Reports that political parties agreed to nominate ex-finance minister Mohammed al-Safadi to line-up the new Lebanese government did not appease the 30-day old uprising demanding an overhaul of the entire political class.
Late on Thursday protests erupted in anger over the news that Caretaker Prime Minister Saad Hariri has reportedly agreed with Hizbullah, the AMAL Movement and the Free Patriotic Movement on nominating Safadi for the premiership.
They blocked the Zouk Mosbeh highway with burning tires and a protest got underway outside Safadi's house in the northern city of Tripoli.

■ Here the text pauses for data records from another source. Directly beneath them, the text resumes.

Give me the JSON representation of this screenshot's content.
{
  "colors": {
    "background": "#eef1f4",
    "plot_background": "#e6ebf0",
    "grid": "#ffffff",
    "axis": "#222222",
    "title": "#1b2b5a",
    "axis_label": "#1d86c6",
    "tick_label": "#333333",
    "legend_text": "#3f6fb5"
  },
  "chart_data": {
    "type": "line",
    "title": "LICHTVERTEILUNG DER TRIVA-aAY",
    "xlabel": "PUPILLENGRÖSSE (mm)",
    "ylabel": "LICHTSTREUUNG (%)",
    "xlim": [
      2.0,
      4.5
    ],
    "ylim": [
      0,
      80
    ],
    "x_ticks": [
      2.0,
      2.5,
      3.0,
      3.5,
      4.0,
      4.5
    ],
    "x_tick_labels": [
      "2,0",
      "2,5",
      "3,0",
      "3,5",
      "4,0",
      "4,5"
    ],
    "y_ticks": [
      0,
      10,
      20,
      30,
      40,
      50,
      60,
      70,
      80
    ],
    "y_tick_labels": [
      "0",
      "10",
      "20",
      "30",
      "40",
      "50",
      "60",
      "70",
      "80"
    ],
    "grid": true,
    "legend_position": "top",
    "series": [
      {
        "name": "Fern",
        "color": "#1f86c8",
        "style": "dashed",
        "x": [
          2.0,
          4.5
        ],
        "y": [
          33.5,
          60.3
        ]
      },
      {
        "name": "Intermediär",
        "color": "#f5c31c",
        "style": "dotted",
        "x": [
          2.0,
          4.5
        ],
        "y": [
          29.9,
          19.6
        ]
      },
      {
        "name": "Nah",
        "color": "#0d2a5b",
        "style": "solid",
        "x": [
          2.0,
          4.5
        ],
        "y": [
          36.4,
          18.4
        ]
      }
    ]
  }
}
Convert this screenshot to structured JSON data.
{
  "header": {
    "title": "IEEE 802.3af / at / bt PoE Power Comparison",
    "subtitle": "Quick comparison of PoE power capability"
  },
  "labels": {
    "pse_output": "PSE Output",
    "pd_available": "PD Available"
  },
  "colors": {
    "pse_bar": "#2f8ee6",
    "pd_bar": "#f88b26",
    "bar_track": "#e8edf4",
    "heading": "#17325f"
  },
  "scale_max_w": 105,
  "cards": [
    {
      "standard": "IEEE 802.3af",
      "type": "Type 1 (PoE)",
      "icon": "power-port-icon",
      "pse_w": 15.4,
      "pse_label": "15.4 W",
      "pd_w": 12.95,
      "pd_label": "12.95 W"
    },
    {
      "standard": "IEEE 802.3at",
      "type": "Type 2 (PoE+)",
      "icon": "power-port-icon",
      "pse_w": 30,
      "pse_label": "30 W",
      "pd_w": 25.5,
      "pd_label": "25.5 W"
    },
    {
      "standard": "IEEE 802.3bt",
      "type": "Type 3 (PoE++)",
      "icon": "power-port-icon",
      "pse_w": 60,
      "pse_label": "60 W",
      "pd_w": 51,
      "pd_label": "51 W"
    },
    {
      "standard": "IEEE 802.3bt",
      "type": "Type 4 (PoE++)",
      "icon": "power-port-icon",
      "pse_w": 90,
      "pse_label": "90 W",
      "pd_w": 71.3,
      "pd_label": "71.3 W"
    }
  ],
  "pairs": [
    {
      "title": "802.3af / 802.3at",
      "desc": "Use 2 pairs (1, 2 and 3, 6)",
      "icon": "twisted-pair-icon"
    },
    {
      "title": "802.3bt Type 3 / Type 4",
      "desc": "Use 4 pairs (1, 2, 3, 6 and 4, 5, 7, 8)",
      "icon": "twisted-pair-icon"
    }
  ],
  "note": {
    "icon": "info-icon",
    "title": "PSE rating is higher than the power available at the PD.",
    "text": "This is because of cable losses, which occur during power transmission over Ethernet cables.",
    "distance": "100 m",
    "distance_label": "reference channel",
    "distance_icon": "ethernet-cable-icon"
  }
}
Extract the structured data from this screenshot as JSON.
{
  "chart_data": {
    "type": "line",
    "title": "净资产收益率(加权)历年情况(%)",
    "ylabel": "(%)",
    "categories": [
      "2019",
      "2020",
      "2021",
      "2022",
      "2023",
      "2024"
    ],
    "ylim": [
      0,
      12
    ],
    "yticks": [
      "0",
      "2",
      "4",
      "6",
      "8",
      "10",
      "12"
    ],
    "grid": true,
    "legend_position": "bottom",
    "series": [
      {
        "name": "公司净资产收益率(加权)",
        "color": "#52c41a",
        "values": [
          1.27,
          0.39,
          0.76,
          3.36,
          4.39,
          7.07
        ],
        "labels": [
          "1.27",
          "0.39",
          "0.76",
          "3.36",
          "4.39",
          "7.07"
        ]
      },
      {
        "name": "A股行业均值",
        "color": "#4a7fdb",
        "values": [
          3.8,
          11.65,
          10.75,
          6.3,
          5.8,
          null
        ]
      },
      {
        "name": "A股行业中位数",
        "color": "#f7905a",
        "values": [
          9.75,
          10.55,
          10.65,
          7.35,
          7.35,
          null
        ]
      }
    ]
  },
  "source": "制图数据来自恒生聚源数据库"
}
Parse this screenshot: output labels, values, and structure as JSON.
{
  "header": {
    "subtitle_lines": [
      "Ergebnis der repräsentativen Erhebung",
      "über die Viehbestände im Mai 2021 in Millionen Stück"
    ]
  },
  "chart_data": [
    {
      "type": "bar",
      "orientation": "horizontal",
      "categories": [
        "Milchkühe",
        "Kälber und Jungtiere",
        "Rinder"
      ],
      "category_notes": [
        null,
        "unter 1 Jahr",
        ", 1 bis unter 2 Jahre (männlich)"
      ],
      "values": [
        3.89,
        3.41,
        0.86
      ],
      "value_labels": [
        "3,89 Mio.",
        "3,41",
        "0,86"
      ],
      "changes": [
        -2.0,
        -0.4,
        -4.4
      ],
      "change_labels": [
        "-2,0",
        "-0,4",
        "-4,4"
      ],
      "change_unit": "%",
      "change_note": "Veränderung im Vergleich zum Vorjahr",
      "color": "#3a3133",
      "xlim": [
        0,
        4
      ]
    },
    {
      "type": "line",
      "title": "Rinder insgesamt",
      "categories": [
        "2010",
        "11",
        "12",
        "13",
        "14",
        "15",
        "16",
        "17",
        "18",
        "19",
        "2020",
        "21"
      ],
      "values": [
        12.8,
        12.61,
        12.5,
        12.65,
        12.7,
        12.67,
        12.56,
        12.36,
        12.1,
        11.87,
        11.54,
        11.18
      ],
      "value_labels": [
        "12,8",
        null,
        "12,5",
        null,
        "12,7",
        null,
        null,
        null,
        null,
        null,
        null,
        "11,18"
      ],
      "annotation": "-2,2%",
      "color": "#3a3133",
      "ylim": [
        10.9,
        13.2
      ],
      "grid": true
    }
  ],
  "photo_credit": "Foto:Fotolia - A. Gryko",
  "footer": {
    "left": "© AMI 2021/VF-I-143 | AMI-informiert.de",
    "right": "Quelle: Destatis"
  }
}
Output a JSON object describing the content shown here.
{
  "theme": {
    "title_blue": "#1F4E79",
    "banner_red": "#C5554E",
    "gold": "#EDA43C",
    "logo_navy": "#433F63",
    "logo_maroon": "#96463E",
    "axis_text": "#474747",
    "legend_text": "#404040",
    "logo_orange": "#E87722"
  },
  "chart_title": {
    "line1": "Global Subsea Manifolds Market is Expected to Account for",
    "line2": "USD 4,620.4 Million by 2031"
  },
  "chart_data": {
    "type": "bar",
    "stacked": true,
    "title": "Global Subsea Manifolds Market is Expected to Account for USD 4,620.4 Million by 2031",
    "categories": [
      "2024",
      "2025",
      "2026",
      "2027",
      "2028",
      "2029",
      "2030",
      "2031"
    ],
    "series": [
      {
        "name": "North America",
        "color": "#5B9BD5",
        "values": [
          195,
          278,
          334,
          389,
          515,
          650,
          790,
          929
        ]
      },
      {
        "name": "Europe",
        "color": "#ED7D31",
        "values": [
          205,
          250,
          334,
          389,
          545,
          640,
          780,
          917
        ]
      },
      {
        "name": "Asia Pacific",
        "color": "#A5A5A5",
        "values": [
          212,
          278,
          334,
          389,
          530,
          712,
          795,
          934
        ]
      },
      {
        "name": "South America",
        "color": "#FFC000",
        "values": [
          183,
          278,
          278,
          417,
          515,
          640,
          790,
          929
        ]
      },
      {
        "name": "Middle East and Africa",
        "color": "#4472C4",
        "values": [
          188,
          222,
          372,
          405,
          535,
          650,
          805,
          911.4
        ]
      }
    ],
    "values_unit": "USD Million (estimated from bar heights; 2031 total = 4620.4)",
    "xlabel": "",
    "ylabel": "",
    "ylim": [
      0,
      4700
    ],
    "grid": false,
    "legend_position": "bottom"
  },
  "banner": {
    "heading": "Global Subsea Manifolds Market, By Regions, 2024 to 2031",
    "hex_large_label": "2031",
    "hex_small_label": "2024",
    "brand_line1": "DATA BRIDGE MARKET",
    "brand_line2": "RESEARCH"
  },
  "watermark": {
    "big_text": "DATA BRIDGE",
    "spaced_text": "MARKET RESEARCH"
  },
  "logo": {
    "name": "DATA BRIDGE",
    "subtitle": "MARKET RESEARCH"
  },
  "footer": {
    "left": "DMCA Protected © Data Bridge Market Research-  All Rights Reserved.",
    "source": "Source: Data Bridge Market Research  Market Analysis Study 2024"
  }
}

Al-Joumhouria newspaper quoted “observers” who wondered if Safadi’s nomination was a “trap” to upheat the revolution or a “solution” to meet the people’s demands.
Safadi himself did not comment on the matter, said the daily. But a source close to him said: “Nomination of the new prime minister takes place during binding parliamentary consultations with respect for the Constitution and the position.”
He stressed that "any government must meet the aspirations of the people and their demands."
Safadi’s reported nomination emerged after a Center House meeting between Hariri and the political aides of Sayyed Hassan Nasrallah and Speaker Nabih Berri.
Center House sources meanwhile told the Hariri-affiliated Mustaqbal Web news portal that the discussions tackled consensus on Safadi's nomination but not the shape of the new government or al-Mustaqbal Movement's participation in it.